Кадр из фильма "Президент Линкольн: охотник на вампиров" В феврале 2011 года российское агентство Movie Research опубликовало отчет, в котором оптимистически прогнозировало 70-процентный рост российского кинорынка за следующие пять лет. Но уже в августе (как раз после окончания съемочного периода «Президента Линкольна») появился отчет о результатах отечественного кинопроката в первом полугодии, который вызвал легкую панику в индустрии. Оказалось, что общая посещаемость кинотеатров в стране упала на 4,9% по сравнению с первым полугодием 2010-го, а русское кино снова оказалось в ауте: оно потеряло треть аудитории (средняя посещаемость иностранных фильмов, наоборот, выросла на 9%). Правда, четыре предновогодних блокбастера, снятых российскими компаниями-мейджорами на деньги Фонда кино («Высоцкий», «Елки-2», «Смешарики» и «Иван-царевич и Серый Волк») выровняли раскачавшуюся лодку: по общим итогам 2011 года доля кассовых сборов российского кино (16%) даже немного выросла по сравнению с 2010-м. Но проблемы остались: рост посещаемости отечественных фильмов остановился, и увеличение прибылей в индустрии произошло только за счет удорожания билета (в среднем на 22 рубля).

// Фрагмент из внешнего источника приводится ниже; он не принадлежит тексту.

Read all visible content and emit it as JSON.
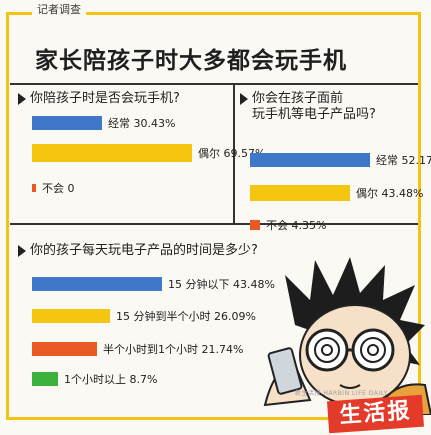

Кадры из фильмов "Высоцкий: спсибо, что живой", "Елки-2"», "Смешарики", "Иван-царевич и Серый Волк" Такой же кризис кинопроката наблюдался в том году и в США. Американский бокс-офис упал на 3,5%, посещаемость — на 4,4% (это уровень 1995 года). Была заморожена или закрыта куча блокбастеров (например, «Одинокий рейнджер» с Джонни Деппом, «Потерянный рай» Алекса Пройяса, экранизации «Темной башни» Стивена Кинга и «Холмов безумия» Лавкрафта). Гонорары звезд упали, да и сама система звезд рушится на глазах: участие знаменитостей вовсе не гарантирует фильму прокатный успех. О сценаристов уже давно вытирают ноги, и однообразие и предсказуемость голливудских фильмов — прямое следст­вие бригадно-конвейерного подхода к сочинению историй. Продукции американских студий-мейджоров удается зарабатывать за счет проката за границей — в России, Японии и Индии. Да и то благодаря скорее рекордным сборам отдельных выдающихся фильмов-аттракционов вроде «Аватара» или «Бэтменов» Кристофера Нолана.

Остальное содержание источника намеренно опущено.